Nate Mann (‘Masters of the Air’) on playing a real-life WWII pilot: ‘He felt familiar to me in a way that just jumped off the page’ [Exclusive Video Interview]

As soon as he looked at the script for the nine-part, $250 million World War II epic limited series “Masters of the Air” that recounts the exploits of the famed Bloody Hundredth bomber group that wreaked carnage onto Nazi Germany, Nate Mann felt a kinship and a destiny to the character he was auditioning to play. His name was Robert Rosenthal, known to all as Rosie, a quintessential hotshot bomber pilot who became one of the most decorated airmen to survive the war. “It’s hard to explain,” Mann stresses, “but reading Rosie in the script, he felt familiar to me in a way that just jumped off the page. I just thought he was amazing. I put a couple of auditions together, and the next thing I knew, I was over in the UK for a two-week bootcamp.” Watch the exclusive video interview above.

Mann, 27, was pretty much an unknown commodity until this year. He had a role in the 2021 Paul Thomas Anderson feature “Licorice Pizza.” But in 2024, the Julliard graduate’s career has exploded with roles in both “Masters” and in the seven-part Peacock mystery drama “Apples Never Fall.” “It just so happened that these two shows were made in more or less quick succession, and I’m excited that they’ve come out in the way they have,” he says.

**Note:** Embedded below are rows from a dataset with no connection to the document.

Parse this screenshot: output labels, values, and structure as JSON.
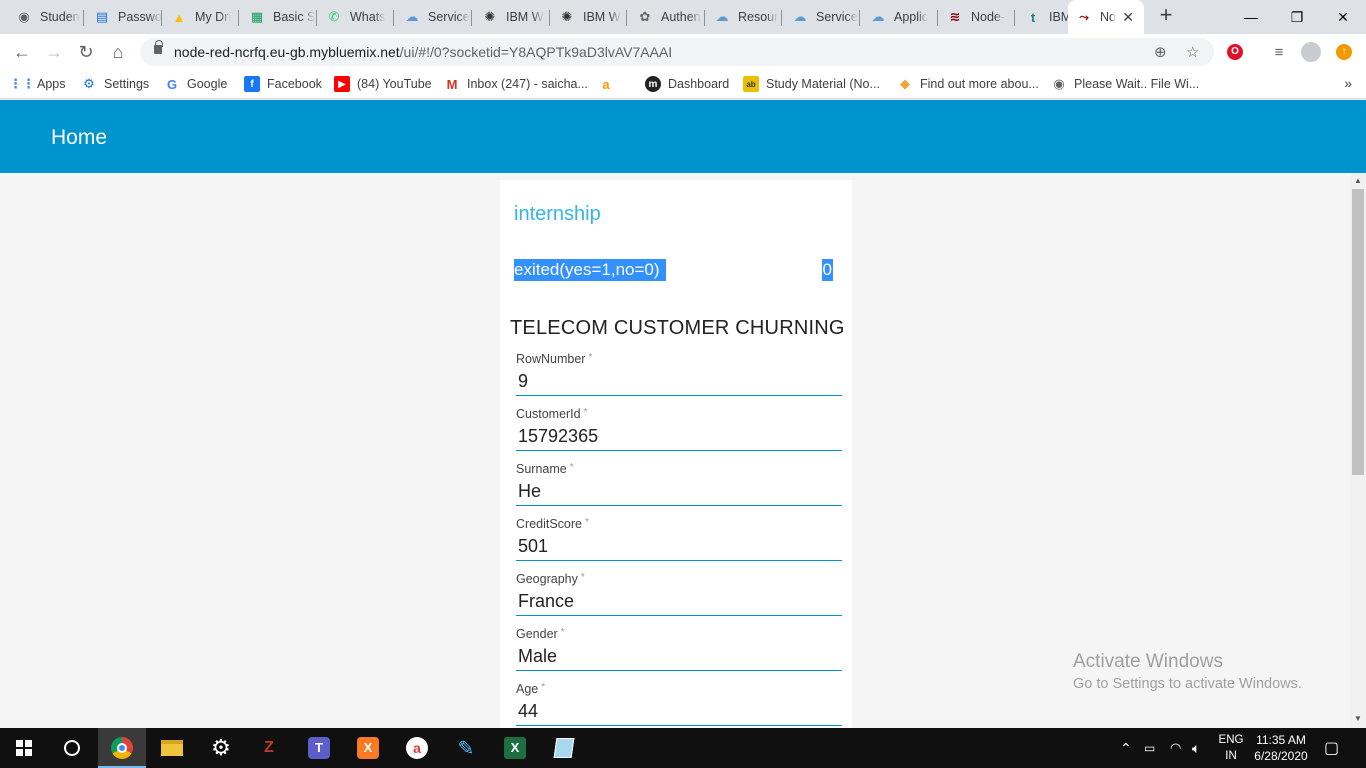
{
  "browser": {
    "tabs": [
      {
        "title": "Studen",
        "icon": "globe-icon",
        "color": "#5f6368"
      },
      {
        "title": "Passwo",
        "icon": "chart-icon",
        "color": "#1a73e8"
      },
      {
        "title": "My Dri",
        "icon": "drive-icon",
        "color": "#fbbc04"
      },
      {
        "title": "Basic S",
        "icon": "sheets-icon",
        "color": "#0f9d58"
      },
      {
        "title": "Whats",
        "icon": "whatsapp-icon",
        "color": "#25d366"
      },
      {
        "title": "Service",
        "icon": "cloud-icon",
        "color": "#5b9bd5"
      },
      {
        "title": "IBM W",
        "icon": "watson-icon",
        "color": "#333333"
      },
      {
        "title": "IBM W",
        "icon": "watson-icon",
        "color": "#333333"
      },
      {
        "title": "Authen",
        "icon": "settings-icon",
        "color": "#666666"
      },
      {
        "title": "Resour",
        "icon": "cloud-icon",
        "color": "#5b9bd5"
      },
      {
        "title": "Service",
        "icon": "cloud-icon",
        "color": "#5b9bd5"
      },
      {
        "title": "Applic",
        "icon": "cloud-icon",
        "color": "#5b9bd5"
      },
      {
        "title": "Node-",
        "icon": "nodered-icon",
        "color": "#8f0000"
      },
      {
        "title": "IBM A",
        "icon": "ibm-t-icon",
        "color": "#12857e"
      }
    ],
    "active_tab": {
      "title": "No",
      "icon": "nodered-flow-icon"
    },
    "url_host": "node-red-ncrfq.eu-gb.mybluemix.net",
    "url_path": "/ui/#!/0?socketid=Y8AQPTk9aD3lvAV7AAAI",
    "bookmarks": [
      {
        "label": "Apps",
        "icon": "apps-grid-icon",
        "color": "#4285f4"
      },
      {
        "label": "Settings",
        "icon": "gear-icon",
        "color": "#1a73e8"
      },
      {
        "label": "Google",
        "icon": "google-icon",
        "color": "#4285f4"
      },
      {
        "label": "Facebook",
        "icon": "facebook-icon",
        "color": "#1877f2"
      },
      {
        "label": "(84) YouTube",
        "icon": "youtube-icon",
        "color": "#ff0000"
      },
      {
        "label": "Inbox (247) - saicha...",
        "icon": "gmail-icon",
        "color": "#d93025"
      },
      {
        "label": "",
        "icon": "amazon-icon",
        "color": "#ff9900"
      },
      {
        "label": "Dashboard",
        "icon": "dashboard-icon",
        "color": "#333333"
      },
      {
        "label": "Study Material (No...",
        "icon": "study-icon",
        "color": "#e8c000"
      },
      {
        "label": "Find out more abou...",
        "icon": "diamond-icon",
        "color": "#f2a33a"
      },
      {
        "label": "Please Wait.. File Wi...",
        "icon": "globe-icon",
        "color": "#5f6368"
      }
    ]
  },
  "dashboard": {
    "header_title": "Home",
    "group_title": "internship",
    "text_label": "exited(yes=1,no=0)",
    "text_value": "0",
    "form_title": "TELECOM CUSTOMER CHURNING",
    "fields": [
      {
        "label": "RowNumber",
        "value": "9"
      },
      {
        "label": "CustomerId",
        "value": "15792365"
      },
      {
        "label": "Surname",
        "value": "He"
      },
      {
        "label": "CreditScore",
        "value": "501"
      },
      {
        "label": "Geography",
        "value": "France"
      },
      {
        "label": "Gender",
        "value": "Male"
      },
      {
        "label": "Age",
        "value": "44"
      }
    ],
    "required_mark": "*"
  },
  "watermark": {
    "line1": "Activate Windows",
    "line2": "Go to Settings to activate Windows."
  },
  "taskbar": {
    "lang_top": "ENG",
    "lang_bottom": "IN",
    "time": "11:35 AM",
    "date": "6/28/2020"
  }
}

In “Masters of the Air,” which was shot entirely in London, Mann is part of a stellar cast that includes Oscar nominees and BAFTA winners Austin Butler and Barry Keoghan along with Callum Turner and Anthony Boyle. There were only a few American-born actors involved in the project, with Mann and Butler being two of them. “One of the best parts of the job was that, because it was a long shoot, we were able to spend so much time together in quite close quarters,” Mann recalls. “Josh Bolt, who plays my co-pilot, and I are still friends. We spent literally weeks together. By the end of the shoot, everyone was real close.”

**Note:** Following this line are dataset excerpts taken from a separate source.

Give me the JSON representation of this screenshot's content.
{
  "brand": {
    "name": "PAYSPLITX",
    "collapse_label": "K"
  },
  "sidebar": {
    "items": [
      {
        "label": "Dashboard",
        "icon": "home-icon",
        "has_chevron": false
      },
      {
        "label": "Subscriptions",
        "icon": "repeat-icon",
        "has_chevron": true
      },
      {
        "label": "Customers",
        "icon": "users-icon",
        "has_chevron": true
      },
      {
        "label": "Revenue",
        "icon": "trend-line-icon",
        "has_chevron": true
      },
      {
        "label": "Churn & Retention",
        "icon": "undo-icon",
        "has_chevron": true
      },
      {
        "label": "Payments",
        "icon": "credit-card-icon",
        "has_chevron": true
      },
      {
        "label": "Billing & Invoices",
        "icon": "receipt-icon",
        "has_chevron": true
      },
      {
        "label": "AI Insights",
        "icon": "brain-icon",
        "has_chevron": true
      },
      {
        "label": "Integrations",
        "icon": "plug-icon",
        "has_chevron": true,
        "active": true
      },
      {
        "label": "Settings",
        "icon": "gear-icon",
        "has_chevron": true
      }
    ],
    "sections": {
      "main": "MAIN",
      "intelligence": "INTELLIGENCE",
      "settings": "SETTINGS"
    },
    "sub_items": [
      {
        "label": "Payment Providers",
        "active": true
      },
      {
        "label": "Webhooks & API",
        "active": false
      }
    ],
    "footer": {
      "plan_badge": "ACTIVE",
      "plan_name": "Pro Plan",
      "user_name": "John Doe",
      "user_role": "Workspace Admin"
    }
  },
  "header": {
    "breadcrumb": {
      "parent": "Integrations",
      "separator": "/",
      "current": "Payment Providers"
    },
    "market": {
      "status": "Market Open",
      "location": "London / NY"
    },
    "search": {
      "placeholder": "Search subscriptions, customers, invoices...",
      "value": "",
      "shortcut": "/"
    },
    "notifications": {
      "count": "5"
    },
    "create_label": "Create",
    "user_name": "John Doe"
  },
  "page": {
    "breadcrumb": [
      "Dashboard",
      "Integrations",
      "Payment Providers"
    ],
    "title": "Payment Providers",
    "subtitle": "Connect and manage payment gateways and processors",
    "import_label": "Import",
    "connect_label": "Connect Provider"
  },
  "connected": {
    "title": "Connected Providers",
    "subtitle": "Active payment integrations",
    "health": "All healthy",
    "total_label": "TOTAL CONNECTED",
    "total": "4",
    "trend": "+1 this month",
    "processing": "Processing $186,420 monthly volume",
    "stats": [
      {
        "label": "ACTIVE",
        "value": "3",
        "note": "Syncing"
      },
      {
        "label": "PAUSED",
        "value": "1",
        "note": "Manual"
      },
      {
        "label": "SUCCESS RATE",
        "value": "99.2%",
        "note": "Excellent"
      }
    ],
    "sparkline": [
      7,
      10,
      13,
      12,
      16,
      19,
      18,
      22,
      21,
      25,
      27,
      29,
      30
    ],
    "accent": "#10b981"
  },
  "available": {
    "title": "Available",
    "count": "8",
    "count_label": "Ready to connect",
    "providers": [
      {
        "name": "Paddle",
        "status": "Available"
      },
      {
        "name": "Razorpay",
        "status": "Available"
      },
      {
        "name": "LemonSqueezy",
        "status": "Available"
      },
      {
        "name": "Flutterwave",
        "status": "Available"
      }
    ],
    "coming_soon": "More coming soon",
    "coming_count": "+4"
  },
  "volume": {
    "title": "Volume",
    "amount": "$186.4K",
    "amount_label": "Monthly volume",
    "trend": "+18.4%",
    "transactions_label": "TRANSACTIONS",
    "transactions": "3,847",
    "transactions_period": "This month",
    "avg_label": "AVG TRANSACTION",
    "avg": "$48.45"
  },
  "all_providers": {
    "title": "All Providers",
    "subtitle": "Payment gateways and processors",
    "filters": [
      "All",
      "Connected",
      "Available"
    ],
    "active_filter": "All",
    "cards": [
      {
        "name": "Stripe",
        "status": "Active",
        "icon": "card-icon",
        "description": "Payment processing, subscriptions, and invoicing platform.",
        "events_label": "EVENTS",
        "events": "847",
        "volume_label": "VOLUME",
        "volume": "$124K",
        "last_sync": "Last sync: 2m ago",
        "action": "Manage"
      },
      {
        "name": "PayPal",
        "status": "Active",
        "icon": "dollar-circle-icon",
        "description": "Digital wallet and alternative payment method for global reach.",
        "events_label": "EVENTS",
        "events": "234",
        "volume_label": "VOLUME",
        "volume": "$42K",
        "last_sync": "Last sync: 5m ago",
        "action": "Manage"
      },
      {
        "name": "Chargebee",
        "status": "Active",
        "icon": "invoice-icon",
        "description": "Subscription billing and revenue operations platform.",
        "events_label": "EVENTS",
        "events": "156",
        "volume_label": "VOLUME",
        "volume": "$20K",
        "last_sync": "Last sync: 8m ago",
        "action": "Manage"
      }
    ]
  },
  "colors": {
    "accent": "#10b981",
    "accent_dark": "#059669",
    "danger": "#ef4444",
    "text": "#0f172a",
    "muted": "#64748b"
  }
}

Besides his fellow performers, Mann also grew close to the flight simulator for the B-17 bomber whose operation he was tasked with mastering. He says he often felt like a little kid strapped into the cockpit connected to hydraulic gimbals. The challenge was in looking like he knew what he was doing. “It’s one thing to play a pilot,” he asserts, “and another to play a really great pilot. I had to become proficient enough on the B-17 so I could feel comfortable and confident when we were shooting a particularly challenging sequence, to maintain the kind of composure that (Rosenthal) pretty astoundingly had. I had to know where to reach, where to look, what to pull, how everything worked as best I could  without actually having ever been up in the air in one of those machines. It was really important to all of us to be fluent enough in the cockpit to make it feel as authentic as possible.”

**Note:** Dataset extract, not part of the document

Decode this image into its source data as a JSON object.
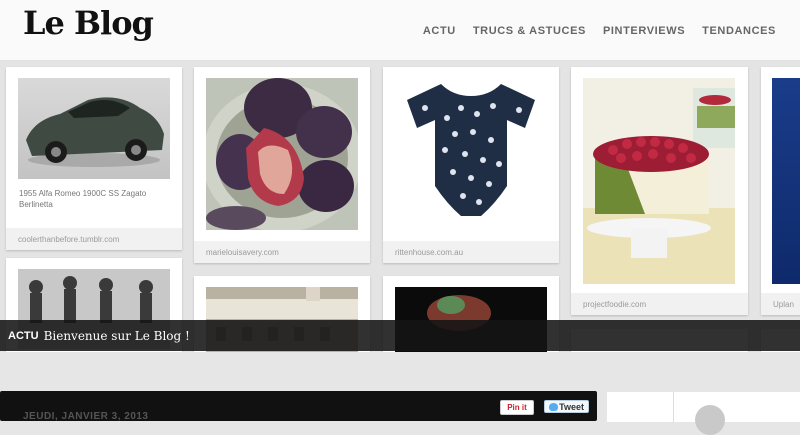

While researching Rosie’s life and watching video of interviews conducted by his son, Mann came to idolize the man he was portraying, noting, “He was such a brilliant man and so warm. But he also just had this focus, this drive to him that I found really, really compelling.” Indeed, Rosenthal comes across in “Masters of the Air” as the most skillful pilot of the lot, described by Mann as “a total badass” who had already spent thousands of hours in the cockpit before showing up in England to fly and conduct more than two-dozen missions. “So I worked a lot with our military advisors who had flown those (same) planes,” he adds.

The one thing that couldn’t be taught, and where Mann’s acting chops really came into play, was in conveying what it was like being in the middle of mortal aerial combat beyond the technical aspect. “Obviously, the experience of being in the air and being genuinely shot at and shooting back at people who are trying to kill you is not what was happening for us,” he emphasizes. “Our job was to (convey) the stakes of that situation, what is was like for these men to bear their loss and wake up in the morning and see who was there and who wasn’t. The question I kept coming back to was, ‘What gets you back in the plane after particularly precarious mission after mission?’ These men didn’t speak too much in the language of trauma that we understand today. These guys were quite literally flying by the seat of their pants and not really having any tools to be able to deal with it.”